A MAN jailed for five years for repeatedly assaulting his partner was branded a danger to women by a judge.

Martin Jamie Laird stabbed his former girlfriend Anne O'Donnell in the head, narrowly missing her eye, deliberately fractured her finger, held a knife to her throat, punched her and pulled her hair out. His aggression was said to be caused by the death of his father and his subsequent heavy drinking of strong cider.

Laird, aged 28, formerly of Imperial Drive, Leigh, was due to stand trial at Bolton Crown Court for wounding Anne O'Donnell with intent to cause grievous bodily harm, but changed his plea to guilty as the trial was due to start.

He also admitted common assault and assault occasioning actual bodily harm against the same woman and was also re-sentenced for four assaults occasioning actual bodily harm committed previously against Miss O'Donnell.

He was re-sentenced because he had committed the later assaults in breach of a three-year probation order imposed for the four assault offences.

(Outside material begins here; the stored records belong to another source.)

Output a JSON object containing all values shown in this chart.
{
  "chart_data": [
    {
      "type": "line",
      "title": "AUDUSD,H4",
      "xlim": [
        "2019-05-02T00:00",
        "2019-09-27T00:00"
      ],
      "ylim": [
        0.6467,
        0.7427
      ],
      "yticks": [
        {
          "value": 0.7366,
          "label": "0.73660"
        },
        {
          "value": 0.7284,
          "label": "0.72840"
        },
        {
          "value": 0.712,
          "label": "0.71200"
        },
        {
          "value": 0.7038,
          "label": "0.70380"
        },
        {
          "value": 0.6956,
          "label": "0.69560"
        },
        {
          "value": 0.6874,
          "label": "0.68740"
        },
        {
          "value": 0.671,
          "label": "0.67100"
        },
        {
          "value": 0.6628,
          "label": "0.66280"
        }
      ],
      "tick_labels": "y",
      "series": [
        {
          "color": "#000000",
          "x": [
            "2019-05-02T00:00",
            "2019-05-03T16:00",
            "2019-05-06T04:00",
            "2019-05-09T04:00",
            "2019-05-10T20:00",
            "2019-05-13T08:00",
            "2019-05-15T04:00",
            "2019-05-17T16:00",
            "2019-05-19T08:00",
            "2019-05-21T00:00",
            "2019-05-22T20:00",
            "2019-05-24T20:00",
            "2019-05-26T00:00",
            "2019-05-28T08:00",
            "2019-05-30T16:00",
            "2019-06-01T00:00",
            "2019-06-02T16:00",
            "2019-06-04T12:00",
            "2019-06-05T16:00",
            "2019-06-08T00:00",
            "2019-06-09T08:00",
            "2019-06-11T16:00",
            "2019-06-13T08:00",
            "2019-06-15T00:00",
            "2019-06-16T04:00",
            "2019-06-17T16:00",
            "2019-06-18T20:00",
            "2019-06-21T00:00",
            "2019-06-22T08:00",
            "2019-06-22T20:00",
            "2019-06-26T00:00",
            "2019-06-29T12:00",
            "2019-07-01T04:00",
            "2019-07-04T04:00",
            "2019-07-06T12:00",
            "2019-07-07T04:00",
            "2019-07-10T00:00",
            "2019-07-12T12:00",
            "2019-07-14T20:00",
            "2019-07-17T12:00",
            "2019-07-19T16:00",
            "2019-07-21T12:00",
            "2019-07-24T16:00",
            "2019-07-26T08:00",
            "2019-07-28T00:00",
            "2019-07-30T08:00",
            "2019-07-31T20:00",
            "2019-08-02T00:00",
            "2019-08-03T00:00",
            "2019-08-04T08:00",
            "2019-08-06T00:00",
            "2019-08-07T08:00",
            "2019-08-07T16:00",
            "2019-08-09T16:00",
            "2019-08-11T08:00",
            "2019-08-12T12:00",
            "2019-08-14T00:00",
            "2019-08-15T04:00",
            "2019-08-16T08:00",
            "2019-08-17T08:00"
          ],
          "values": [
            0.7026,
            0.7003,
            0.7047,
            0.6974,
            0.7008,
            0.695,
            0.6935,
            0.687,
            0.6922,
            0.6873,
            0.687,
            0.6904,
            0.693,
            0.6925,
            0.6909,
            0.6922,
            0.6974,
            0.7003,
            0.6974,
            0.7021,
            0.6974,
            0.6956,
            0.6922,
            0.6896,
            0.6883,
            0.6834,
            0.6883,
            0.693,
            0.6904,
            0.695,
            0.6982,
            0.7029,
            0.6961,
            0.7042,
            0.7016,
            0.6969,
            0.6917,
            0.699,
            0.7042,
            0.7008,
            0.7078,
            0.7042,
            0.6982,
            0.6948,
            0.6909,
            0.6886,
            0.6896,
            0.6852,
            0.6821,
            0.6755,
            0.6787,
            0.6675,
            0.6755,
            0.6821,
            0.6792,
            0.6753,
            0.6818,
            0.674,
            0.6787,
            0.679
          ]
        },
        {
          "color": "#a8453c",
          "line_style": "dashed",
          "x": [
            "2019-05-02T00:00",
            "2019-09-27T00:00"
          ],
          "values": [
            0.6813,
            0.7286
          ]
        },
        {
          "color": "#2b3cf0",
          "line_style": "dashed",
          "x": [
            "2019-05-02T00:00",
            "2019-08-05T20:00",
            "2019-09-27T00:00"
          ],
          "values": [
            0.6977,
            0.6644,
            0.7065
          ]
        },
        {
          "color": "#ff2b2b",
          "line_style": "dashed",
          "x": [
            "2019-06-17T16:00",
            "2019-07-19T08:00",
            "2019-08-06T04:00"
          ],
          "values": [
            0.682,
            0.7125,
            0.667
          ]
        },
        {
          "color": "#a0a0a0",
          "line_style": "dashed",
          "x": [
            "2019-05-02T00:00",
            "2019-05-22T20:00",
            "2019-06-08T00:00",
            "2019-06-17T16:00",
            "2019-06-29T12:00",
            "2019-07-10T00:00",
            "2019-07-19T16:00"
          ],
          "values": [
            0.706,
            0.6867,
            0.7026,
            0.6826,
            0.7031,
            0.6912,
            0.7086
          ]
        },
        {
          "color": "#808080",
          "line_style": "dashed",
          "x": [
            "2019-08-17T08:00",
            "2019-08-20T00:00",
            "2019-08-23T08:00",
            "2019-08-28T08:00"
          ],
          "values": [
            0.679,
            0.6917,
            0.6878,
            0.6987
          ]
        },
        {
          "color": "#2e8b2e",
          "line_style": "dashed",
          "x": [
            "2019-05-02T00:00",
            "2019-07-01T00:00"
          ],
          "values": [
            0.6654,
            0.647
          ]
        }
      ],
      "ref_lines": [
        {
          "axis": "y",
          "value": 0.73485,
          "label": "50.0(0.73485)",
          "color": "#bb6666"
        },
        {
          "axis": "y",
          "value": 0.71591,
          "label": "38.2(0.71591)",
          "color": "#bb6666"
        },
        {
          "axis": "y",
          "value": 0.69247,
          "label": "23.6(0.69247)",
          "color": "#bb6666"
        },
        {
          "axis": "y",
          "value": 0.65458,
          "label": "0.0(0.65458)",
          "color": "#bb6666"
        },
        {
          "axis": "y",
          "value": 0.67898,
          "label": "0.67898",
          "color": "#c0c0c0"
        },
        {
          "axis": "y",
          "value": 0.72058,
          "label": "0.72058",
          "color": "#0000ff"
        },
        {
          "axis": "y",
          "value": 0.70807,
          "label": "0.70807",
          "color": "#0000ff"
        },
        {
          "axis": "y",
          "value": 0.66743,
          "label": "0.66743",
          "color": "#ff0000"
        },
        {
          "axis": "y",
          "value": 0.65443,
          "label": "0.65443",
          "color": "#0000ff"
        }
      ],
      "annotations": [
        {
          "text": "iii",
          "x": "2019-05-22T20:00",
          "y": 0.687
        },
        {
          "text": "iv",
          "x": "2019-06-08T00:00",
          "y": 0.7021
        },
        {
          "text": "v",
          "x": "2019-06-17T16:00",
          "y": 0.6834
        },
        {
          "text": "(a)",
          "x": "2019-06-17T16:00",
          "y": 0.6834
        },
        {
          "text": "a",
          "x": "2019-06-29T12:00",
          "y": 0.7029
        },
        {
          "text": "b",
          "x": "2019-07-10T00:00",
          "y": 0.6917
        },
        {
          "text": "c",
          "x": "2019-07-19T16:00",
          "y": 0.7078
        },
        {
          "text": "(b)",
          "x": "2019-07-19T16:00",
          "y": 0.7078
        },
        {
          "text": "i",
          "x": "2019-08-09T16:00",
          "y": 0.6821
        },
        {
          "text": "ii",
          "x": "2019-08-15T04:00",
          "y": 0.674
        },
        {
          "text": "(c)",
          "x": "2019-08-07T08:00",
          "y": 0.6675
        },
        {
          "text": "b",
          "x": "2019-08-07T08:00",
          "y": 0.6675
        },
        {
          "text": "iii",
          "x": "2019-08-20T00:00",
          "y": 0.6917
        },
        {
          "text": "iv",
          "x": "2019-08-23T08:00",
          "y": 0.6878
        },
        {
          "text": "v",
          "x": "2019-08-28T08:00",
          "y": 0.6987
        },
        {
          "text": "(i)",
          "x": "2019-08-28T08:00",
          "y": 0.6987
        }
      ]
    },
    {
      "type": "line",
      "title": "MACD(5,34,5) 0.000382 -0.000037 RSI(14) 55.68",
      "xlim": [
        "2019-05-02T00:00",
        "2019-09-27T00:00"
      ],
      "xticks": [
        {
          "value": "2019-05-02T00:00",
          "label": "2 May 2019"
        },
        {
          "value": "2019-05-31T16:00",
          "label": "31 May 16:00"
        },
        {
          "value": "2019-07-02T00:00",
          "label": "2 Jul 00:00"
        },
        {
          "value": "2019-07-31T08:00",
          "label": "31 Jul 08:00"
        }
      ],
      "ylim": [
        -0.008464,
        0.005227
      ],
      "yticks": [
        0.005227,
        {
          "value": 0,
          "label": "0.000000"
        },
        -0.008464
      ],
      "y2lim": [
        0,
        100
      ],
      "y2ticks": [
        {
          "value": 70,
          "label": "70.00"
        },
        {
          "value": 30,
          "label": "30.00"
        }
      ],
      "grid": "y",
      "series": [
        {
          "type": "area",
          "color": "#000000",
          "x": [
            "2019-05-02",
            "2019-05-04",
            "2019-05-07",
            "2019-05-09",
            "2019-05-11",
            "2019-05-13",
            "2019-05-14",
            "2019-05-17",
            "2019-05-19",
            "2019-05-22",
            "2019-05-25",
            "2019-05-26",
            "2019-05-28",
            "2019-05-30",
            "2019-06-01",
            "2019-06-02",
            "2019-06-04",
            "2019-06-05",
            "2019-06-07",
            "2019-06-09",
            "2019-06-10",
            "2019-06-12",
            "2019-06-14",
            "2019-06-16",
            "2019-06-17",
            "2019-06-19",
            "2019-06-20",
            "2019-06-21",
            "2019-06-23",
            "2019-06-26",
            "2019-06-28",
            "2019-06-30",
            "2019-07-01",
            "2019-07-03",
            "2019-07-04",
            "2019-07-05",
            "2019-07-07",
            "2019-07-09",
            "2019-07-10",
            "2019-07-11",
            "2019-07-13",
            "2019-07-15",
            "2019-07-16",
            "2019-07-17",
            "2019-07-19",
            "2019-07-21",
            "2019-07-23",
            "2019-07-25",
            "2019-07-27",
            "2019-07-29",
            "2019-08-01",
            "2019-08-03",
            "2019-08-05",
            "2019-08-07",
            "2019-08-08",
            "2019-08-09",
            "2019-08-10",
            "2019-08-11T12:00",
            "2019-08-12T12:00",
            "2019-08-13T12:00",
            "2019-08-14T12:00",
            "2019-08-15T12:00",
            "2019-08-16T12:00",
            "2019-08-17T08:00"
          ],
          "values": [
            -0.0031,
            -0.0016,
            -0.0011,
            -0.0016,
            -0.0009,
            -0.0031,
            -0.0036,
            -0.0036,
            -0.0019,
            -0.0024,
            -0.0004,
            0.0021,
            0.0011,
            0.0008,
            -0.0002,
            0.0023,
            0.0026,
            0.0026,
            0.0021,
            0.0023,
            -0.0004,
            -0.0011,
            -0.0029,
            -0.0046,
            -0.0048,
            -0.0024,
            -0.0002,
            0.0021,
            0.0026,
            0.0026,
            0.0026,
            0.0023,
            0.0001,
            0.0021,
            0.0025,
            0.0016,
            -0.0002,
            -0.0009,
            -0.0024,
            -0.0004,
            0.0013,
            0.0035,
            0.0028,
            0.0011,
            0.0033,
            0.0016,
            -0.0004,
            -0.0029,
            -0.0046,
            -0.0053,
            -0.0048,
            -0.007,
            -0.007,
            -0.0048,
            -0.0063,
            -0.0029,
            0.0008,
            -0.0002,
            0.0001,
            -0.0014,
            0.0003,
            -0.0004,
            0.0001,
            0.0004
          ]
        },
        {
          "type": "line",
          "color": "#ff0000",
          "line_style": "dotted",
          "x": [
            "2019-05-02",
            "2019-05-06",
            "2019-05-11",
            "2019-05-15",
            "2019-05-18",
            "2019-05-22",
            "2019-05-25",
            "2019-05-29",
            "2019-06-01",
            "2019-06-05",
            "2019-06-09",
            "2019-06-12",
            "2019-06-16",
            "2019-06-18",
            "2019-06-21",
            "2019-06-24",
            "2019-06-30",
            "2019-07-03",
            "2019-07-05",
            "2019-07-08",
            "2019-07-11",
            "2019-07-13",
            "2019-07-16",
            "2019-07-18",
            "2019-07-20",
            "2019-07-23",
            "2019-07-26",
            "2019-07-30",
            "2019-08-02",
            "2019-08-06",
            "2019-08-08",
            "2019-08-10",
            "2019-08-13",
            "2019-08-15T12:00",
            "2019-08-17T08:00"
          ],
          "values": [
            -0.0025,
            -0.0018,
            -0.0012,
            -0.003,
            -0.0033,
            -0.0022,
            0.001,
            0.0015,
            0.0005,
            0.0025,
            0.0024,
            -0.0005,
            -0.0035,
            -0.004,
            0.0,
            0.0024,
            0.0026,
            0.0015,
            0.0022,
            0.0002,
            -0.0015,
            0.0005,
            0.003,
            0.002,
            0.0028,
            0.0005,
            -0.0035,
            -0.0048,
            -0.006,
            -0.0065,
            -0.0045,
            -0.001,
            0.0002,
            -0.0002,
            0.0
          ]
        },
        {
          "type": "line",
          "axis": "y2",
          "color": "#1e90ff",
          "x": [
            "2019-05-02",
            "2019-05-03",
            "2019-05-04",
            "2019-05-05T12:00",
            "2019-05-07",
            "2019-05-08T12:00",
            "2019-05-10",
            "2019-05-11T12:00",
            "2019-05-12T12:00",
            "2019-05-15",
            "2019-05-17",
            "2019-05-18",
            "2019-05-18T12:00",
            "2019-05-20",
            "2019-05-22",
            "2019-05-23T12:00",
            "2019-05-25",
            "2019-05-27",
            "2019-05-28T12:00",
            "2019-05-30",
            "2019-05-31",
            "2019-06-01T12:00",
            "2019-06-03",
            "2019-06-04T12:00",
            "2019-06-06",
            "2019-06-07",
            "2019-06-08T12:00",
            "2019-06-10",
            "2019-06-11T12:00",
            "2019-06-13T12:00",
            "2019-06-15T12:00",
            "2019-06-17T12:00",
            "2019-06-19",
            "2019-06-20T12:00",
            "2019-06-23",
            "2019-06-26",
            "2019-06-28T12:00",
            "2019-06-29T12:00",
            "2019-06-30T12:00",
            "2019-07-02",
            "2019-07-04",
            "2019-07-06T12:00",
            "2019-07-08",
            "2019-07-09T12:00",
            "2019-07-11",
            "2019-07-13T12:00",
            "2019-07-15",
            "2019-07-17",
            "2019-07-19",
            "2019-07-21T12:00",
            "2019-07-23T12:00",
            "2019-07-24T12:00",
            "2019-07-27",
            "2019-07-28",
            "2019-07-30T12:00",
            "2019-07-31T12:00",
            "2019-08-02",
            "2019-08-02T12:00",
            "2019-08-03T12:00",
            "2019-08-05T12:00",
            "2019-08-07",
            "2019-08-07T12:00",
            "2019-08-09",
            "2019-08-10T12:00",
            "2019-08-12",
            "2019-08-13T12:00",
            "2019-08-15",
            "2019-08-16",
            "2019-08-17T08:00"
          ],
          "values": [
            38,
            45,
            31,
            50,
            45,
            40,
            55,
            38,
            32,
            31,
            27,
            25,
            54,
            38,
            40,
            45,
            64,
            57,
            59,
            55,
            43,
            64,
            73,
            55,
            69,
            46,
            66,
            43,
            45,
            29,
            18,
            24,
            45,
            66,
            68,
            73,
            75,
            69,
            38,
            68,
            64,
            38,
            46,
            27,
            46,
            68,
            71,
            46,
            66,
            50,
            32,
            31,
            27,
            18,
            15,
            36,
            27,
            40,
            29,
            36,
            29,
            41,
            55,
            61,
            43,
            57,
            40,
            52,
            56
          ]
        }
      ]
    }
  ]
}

Judge Roberts said he had acted "like a monster" to his partner and that she had been left with emotional and physical scars resulting from the stab wound to her head. Prosecutor Tina Landale told the court that Laird and O'Donnell had been in a relationship for more than four years and had lived together for five months.

Laird was always aggressive and abusive to her when he had been drinking and following a row over From Page 1 turning the TV down he dragged Miss O'Donnell to the floor by her hair and punched her.

He then later punched her and when she refused to have sex with him he stabbed her in the head with a bread knife. If she had not turned away quickly the knife would have entered her eye.

There were more assaults and in the last one she had been talking to her mother on the telephone when he hit her, fracturing her finger. Her father had heard the fight and had gone round to the house and stopped Laird hitting her.

Laird told police he had lost his temper and couldn't remember much about the incidents.

He committed the offences while on probation for four previous assaults, where he had punched her and bitten her breast, held a sharp metal comb and then a breadknife to her throat, punched her in the head and stabbed her in the shoulder with a knife.

Defending Andrew Marrs said Laird's mother had died when he was two years old and he had been brought up by his father until he died of a sudden heart attack when Laird was 24.

He had failed to cope with his father's death properly, had received no counselling and turned to strong drink to drown his sorrow.

He had always worked and met his former girlfriend when they both worked at a meat factory in Leigh. When he was drinking he could get through a 24 pack of superstrong White Lightning cider in one session.